The graph shows the total amount of collection depending on the threshold (note that due to the last statement, the values are not even zero when the threshold is close to 1!). As you can see, the optimal value is 0.41, and we take it. With this value, we would receive about $ 170,000, while we know that in reality we received $ 145,000. The total value of the model is about 25 thousand per month or 300 thousand per year. This value is too high, because the model is unlikely to work for a whole year with the same quality, but we have seen the baseline estimate.

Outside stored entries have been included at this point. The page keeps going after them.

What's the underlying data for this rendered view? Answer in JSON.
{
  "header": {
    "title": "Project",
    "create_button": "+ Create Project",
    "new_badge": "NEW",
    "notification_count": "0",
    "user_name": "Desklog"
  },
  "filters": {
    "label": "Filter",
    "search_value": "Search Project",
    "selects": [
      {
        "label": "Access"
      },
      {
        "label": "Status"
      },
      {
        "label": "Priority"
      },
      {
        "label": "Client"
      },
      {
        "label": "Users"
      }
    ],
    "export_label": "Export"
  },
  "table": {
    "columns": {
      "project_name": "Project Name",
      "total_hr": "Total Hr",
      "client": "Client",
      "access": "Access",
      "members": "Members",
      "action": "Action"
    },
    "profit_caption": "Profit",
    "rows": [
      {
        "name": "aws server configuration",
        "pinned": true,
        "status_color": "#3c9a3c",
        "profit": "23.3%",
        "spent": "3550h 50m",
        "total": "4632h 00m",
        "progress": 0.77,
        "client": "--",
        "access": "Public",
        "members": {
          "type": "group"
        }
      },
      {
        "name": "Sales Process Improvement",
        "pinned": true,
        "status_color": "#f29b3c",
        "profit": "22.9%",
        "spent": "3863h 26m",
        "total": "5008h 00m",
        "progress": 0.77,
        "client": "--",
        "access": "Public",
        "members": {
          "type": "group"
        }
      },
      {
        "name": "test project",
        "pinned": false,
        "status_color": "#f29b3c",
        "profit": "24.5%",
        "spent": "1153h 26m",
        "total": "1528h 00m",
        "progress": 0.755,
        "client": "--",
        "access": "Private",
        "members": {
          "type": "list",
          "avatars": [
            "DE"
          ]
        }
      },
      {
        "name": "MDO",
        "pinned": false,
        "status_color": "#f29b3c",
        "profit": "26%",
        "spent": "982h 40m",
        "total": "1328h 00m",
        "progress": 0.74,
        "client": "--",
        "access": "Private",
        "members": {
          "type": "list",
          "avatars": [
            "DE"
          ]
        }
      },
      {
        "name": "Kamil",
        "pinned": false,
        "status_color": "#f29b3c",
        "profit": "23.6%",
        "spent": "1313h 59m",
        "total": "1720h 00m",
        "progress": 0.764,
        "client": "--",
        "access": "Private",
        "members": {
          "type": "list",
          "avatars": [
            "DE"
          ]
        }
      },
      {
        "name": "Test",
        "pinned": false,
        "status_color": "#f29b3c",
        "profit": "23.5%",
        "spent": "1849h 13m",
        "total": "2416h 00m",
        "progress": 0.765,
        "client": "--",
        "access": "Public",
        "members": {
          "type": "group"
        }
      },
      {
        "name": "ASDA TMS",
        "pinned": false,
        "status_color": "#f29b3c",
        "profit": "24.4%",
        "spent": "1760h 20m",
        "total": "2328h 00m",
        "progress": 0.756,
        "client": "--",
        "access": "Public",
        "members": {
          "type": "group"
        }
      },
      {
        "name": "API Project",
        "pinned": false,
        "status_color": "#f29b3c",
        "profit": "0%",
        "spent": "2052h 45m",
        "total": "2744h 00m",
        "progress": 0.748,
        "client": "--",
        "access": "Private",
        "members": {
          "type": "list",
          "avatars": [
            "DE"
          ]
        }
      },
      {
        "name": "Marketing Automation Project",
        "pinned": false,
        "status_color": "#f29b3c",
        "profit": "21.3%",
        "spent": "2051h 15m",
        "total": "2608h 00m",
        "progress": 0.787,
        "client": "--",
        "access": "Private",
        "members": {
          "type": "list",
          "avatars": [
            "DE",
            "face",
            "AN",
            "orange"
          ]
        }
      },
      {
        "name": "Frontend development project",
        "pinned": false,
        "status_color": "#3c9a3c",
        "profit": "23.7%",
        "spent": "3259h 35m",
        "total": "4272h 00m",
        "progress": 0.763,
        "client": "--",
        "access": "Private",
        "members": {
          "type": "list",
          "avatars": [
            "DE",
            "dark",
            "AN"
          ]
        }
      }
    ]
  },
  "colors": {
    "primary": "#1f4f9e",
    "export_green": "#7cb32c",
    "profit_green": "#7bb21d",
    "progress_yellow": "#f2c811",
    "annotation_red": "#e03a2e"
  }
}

As you can see, even in a simple model and a seemingly ordinary task, we had a lot of points, forgetting that we would get completely different results.
All the steps above are described for this particular case and can vary greatly depending on the task, but still try to highlight the main steps that need to be followed when interacting with the business:
- Understand what the customer needs
- Refine target variable
- Discuss expected results and risks.
- Select cut-off and calculate the effectiveness of the model.
I hope that with this example I showed the importance of the business component of the work of the date of scientism and it was useful to someone. See you!
PS All values in the article are unreal and taken just for example.